Em resposta ao diagnóstico, a deputada Célia Xakriabá apresentou o Projeto de Lei (PL) nº 4381/2023, que prevê procedimentos a serem adotados pelas delegacias e policiais no atendimento às mulheres indígenas vítimas de violência. O Ministério das Mulheres também se comprometeu com a acolhida na Casa da Mulher Brasileira nos estados com maiores índices de violência contra as mulheres indígenas, como na cidade de Dourados, no Mato Grosso do Sul. E, ainda, a criação das Casas das Mulheres Indígenas por cada bioma.

Como aponta a ministra Sônia Guajajara, do Ministério dos Povos Indígenas, a violência contra as mulheres indígenas envolve a destruição ambiental. Em audiência no Congresso Nacional, na abertura das atividades da marcha, declarou: “Estamos num estado de emergência, e não tem mais como negar essa emergência climática. Não há mais espaço para negacionismo. E nós, povos indígenas, nós, mulheres indígenas, embora sejamos as maiores guardiãs da mãe terra, somos as primeiras e as mais impactadas. Nós somos as primeiras afetadas pelas mudanças climáticas”.

Por isso, na marcha, as mulheres indígenas foram tão enfáticas na necessidade de proteção dos biomas, destacando os problemas do avanço da fronteira agrícola sobre o Cerrado e o garimpo ilegal. Nesse sentido, o encontro retomou a mensagem política “a luta pela mãe terra é a mãe de todas as lutas”.
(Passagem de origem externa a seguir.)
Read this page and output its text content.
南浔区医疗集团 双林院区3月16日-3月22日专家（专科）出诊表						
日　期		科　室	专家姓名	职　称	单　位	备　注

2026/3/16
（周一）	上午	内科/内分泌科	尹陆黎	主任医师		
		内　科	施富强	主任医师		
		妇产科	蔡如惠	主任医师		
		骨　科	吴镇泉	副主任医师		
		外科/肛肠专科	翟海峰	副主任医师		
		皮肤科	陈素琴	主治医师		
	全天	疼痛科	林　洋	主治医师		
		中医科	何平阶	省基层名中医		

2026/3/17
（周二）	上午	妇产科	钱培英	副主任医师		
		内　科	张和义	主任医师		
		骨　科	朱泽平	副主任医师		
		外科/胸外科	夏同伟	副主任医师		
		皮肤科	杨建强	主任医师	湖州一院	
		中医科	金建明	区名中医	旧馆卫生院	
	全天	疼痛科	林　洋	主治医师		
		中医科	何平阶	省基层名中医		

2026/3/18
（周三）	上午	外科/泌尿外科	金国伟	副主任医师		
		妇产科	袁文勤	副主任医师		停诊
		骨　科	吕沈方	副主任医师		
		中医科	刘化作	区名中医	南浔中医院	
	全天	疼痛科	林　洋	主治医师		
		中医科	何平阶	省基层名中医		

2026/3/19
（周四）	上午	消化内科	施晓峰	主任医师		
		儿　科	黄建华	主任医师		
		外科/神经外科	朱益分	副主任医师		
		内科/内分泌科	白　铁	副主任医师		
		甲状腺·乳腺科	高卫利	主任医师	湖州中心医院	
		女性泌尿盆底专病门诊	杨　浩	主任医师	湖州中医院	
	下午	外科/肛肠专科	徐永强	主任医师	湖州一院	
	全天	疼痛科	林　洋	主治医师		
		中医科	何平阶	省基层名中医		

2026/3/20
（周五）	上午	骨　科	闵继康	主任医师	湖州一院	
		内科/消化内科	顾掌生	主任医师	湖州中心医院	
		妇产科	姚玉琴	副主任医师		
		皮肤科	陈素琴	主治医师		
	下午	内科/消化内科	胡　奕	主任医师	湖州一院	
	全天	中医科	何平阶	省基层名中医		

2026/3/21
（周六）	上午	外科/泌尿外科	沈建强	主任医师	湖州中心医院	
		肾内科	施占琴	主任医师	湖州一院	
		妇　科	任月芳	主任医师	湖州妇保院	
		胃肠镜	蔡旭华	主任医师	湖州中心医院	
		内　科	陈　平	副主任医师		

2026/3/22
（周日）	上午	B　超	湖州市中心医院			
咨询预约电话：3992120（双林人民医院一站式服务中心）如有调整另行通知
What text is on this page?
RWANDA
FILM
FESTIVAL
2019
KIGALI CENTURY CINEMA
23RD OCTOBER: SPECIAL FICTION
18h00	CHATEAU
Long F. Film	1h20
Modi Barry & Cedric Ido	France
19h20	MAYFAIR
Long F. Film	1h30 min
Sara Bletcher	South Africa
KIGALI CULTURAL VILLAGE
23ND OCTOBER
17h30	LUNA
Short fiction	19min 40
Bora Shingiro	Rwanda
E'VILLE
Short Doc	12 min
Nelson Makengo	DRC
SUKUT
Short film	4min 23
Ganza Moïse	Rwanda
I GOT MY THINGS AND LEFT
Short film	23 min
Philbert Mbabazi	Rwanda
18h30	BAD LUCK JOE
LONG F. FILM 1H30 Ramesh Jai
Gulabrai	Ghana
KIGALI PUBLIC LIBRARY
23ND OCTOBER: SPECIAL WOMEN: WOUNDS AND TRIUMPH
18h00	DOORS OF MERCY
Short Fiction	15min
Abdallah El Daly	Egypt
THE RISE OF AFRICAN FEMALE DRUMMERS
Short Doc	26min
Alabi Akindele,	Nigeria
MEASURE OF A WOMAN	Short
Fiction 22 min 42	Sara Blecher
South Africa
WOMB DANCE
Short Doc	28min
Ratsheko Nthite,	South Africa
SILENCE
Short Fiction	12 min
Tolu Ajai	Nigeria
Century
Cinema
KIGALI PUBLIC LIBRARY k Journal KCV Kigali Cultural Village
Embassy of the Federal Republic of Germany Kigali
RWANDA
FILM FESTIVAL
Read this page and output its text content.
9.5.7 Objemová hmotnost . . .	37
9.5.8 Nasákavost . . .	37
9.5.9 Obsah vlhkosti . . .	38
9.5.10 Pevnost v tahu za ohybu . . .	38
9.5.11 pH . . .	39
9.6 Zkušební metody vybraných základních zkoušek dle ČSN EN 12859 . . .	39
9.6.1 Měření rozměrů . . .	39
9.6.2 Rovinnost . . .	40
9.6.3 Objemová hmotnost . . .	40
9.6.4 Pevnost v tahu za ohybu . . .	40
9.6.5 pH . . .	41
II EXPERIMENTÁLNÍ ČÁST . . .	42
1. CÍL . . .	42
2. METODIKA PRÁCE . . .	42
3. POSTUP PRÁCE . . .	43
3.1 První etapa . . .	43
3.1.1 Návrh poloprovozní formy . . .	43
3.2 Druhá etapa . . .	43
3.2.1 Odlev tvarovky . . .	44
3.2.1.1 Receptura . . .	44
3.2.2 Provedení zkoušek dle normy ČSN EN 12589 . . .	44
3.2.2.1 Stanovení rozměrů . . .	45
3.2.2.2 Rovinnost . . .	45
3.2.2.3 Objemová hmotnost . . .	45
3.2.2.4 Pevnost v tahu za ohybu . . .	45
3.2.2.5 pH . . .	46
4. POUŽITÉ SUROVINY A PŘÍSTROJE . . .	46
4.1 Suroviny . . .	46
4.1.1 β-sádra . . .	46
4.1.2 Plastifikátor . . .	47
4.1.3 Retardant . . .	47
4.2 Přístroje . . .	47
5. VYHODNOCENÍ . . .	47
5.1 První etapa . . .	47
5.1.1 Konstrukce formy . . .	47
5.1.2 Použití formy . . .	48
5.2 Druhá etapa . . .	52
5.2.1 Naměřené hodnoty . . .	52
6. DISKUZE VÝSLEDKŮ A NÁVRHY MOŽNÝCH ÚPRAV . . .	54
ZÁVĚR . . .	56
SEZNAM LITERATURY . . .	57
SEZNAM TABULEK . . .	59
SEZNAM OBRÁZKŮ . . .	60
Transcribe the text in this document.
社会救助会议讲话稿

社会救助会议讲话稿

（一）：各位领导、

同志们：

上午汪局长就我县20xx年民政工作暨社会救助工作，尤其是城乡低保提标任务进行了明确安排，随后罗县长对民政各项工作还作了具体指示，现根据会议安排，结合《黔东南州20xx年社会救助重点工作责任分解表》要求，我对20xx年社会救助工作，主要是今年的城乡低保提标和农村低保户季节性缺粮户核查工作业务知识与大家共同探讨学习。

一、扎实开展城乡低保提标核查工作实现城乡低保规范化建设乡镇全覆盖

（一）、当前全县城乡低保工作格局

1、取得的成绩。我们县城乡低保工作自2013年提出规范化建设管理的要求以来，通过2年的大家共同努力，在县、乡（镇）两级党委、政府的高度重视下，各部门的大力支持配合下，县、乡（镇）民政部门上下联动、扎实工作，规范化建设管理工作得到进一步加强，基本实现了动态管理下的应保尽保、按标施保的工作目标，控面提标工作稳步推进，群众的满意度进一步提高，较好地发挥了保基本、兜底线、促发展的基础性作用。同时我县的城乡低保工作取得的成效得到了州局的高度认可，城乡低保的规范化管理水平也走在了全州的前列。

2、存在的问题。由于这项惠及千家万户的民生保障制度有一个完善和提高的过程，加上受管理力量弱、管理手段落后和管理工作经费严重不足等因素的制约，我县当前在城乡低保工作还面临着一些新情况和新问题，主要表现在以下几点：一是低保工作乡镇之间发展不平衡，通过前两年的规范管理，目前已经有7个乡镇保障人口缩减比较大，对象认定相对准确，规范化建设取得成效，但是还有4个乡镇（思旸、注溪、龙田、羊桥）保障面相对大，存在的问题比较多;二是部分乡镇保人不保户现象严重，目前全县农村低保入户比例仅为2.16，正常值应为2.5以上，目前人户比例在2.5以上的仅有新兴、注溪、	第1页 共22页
A participação das mulheres indígenas na política também foi um tema ressaltado no encontro. Na atividade da Bancada do Cocar, as mulheres discutiram sobre a construção de mais candidaturas indígenas, que pudessem construir políticas públicas que refletiam as necessidades das comunidades.

Nas últimas eleições, 17 candidaturas indígenas, e a eleição de Sônia Guajajara e de Célia Xakriabá, animaram os debates. Nos últimos anos, lideranças de mulheres indígenas reivindicam a mensagem política “nunca mais um Brasil sem nós”, demarcando sua luta por acesso ao poder e participação.

A demarcação das terras e a superação do marco temporal

O acesso e permanência das mulheres indígenas em seus territórios originários é o que confere proteção à vida e ao meio ambiente, que assegura suas formas de ser, saber e viver. Assim, a demarcação das Terras Indígenas, tal como promessa constitucional de 1988, precisa ser assegurada. De acordo com dados da Fundação Nacional dos Povos Indígenas (Funai), existem 736 terras indígenas nos registros, sendo que apenas 477 foram regularizadas, havendo ainda 490 reivindicações dos povos indígenas em análise pelo órgão.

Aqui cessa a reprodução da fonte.